La prise en charge de l’enfant joue aussi un rôle dans l’admission du handicap. Il permet d’intégrer l’enfant dans un projet. La prise en charge joue aussi un rôle capital dans l’organisation du quotidien. Selon les modes de prise en charge, les horaires ne seront pas les mêmes ainsi que les vacances scolaires. La famille devra en tenir compte afin de trouver un mode de garde pour l’enfant si cela est nécessaire.
L’autisme de l’enfant a des répercussions sur la vie familiale et sociale. Le couple devra faire face à cette situation ensemble. Il peut exister des tensions antérieures au handicap qui subsisteront et pourront être majorées par l’autisme de l’enfant. De plus, le couple peut réagir de manière différente, ce qui peut engendrer de l’incompréhension et de nouvelles tensions au sein du couple. Les couples expriment un besoin, pas toujours satisfait, de se retrouver. Pour diverses raisons, ce n’est pas toujours possible et cela peut avoir des conséquences sur le couple. La fratrie devra, elle aussi, faire face à l’autisme. L’entourage amical est important, il permet aux parents de pouvoir conserver une vie sociale. Il est important pour la famille de ne pas être « enfermée » par le handicap de l’enfant. Elle doit préserver un lien avec l’extérieur.
Les familles tentent de maintenir une vie équilibrée avec l’enfant. J’entends par là qu’elles tendent à conserver un quotidien « ordinaire ». Pour cela, l’enfant autiste doit être reconnu dan sa normalité et ses différences. Le quotidien sera adapté à l’enfant et les familles assumeront plus le regard des autres. Il se peut que ce maintien d’une vie équilibrée soit contrarié : une inadéquation entre l’emploi du temps de l’enfant et l’emploi des parents, une non prise en charge de l’enfant, une incapacité de se ressourcer, des difficultés sociales supplémentaires et des questions permanentes sur l’avenir. Les familles peuvent osciller entre le maintien d’une vie équilibrée et une vie équilibrée contrariée selon les périodes et les difficultés qu’elles peuvent rencontrer. L’action sociale a aussi un rôle à mener pour que les familles puissent tendre au maximum vers le maintien d’une vie équilibrée.

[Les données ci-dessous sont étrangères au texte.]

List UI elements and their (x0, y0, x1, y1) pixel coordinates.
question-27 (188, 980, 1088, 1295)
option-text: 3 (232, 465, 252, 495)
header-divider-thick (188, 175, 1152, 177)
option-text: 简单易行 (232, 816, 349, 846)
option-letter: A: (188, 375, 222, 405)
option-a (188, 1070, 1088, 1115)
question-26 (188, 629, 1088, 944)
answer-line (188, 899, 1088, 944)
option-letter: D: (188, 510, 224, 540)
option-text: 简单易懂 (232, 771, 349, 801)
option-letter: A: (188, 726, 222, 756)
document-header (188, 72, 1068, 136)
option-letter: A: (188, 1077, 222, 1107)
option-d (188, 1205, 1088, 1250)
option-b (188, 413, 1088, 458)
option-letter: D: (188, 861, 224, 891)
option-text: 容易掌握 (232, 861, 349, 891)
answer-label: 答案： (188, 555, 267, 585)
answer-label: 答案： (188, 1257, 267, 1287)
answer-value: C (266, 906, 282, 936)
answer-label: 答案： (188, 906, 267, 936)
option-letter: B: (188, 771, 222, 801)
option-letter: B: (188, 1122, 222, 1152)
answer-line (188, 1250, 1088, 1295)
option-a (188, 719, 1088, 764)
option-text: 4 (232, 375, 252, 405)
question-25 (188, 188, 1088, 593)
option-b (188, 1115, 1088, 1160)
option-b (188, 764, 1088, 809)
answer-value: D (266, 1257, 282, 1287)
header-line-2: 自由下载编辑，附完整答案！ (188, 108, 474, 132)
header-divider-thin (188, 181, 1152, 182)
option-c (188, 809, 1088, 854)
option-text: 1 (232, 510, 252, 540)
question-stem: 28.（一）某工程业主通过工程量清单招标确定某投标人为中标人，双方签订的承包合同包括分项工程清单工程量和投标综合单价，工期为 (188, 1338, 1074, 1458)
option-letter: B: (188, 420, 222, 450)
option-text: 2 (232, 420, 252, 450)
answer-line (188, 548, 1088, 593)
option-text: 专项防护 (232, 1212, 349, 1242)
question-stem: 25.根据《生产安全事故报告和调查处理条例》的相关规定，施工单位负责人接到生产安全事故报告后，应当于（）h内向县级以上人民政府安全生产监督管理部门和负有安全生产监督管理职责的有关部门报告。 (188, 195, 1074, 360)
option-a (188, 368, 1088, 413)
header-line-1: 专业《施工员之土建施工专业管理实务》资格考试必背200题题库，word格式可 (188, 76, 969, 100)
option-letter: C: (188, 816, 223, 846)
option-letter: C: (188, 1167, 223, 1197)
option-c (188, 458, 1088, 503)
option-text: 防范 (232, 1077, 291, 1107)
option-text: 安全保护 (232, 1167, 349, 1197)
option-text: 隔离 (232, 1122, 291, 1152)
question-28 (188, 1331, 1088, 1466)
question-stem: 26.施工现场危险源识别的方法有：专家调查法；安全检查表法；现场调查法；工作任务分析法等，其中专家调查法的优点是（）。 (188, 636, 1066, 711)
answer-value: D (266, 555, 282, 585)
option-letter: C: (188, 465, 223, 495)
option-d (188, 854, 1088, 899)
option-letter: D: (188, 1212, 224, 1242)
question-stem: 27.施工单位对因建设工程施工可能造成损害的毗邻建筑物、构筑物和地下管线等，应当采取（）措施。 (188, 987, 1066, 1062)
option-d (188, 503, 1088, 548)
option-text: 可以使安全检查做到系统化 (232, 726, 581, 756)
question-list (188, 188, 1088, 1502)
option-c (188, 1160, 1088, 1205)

Les familles rencontrées donnaient souvent l’impression d’avoir pu conserver une vie équilibrée en partie. Je me suis demandée si les entretiens n’étaient pas en partie biaisés par la volonté de parler de l’autisme de leur enfant librement mais tout en donnant à voir une cohésion familiale intacte. J’ai donc essayé de voir ce qui pouvait se cacher derrière les mots. Je reprendrai un exemple. Une mère disait avoir pleinement accepté l’autisme de son fils et bien le vivre mais elle était dans l’incapacité à l’emmener au parc pour ne pas avoir à souffrir le regard des autres enfants. Ces incohérences peuvent être fréquentes. Les familles sont partagées entre ce qu’elles endurent au quotidien et la volonté de préserver une image intacte de la famille aux yeux des autres personnes.